Ces arrangements sociaux peuvent persister à long terme, chaque saison de reproduction amenant les deux mêmes parents pingouins à retourner à leur nid pour une autre année. La fréquence à laquelle cela se produit dépend en partie de l’espèce. Une revue de la littérature de 2013, publiée dans la revue Comptes Rendus Biologies, a montré que 89 % des pingouins des Galápagos (Spheniscus mendiculus) restent fidèles à leur partenaire. En revanche, une étude publiée en 1999 dans la revue The Auk a montré que seuls 15 % des pingouins empereurs (Aptenodytes forsteri) recherchent le même partenaire pour les saisons de reproduction suivantes. La plupart des espèces reviennent aux mêmes partenaires de façon au moins un peu constante, avec des taux de fidélité compris entre 59 % et 89 %, selon l’étude de 2013.
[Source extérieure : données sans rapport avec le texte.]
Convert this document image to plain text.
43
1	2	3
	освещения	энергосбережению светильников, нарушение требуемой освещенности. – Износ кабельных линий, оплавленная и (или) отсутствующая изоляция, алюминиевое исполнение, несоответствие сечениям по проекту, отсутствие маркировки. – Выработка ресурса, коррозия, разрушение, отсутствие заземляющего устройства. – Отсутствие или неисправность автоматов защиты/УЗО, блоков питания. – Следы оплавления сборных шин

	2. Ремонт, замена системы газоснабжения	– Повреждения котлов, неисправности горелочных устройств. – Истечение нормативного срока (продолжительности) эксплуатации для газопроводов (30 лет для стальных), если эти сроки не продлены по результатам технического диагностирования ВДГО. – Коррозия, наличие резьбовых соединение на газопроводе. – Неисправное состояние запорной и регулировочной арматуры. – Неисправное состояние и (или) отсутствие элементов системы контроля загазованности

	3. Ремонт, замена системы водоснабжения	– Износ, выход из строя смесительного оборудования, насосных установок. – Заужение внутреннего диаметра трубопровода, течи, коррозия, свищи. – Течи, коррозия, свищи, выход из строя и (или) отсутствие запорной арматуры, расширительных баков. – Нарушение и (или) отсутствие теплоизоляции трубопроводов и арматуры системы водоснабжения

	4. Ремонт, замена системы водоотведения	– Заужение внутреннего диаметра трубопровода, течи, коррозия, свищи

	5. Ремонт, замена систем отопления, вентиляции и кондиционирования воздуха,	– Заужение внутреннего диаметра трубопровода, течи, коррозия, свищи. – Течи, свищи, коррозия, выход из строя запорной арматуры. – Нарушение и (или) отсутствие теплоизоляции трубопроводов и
Le succès de la saison précédente joue également un rôle pour déterminer si les couples de pingouins restent ensemble à long terme, explique Marks. Si le couple a réussi à élever des poussins jusqu’à leur maturité et que le mâle entretient un nid de qualité dans un bon emplacement, les chances qu’une femelle retourne auprès de son ancien partenaire sont généralement plus élevées. Dans le cas contraire, les femelles sont tout aussi susceptibles de se dandiner à la recherche de pâturages plus verts.

pingouins

« Pour les espèces coloniales, il y a beaucoup de choix possibles », a déclaré Marks. « Si la reproduction a échoué précédemment, nous nous attendons généralement à voir plus de ‘divorce’ à la saison suivante ».

Les taux réels de « divorce », c’est-à-dire les cas où les pingouins délaissent activement leurs anciens partenaires au profit de nouvelles conquêtes, sont difficiles à calculer, car tous les pingouins ne retournent pas sur les lieux de reproduction chaque saison. Lorsque de nouveaux couples se forment, il peut être difficile de déterminer s’il s’agit d’une décision personnelle ou si le pingouin n’est passé à autre chose qu’après que son autre moitié ne soit pas revenue, par exemple s’il a été dévoré par une orque ou un phoque.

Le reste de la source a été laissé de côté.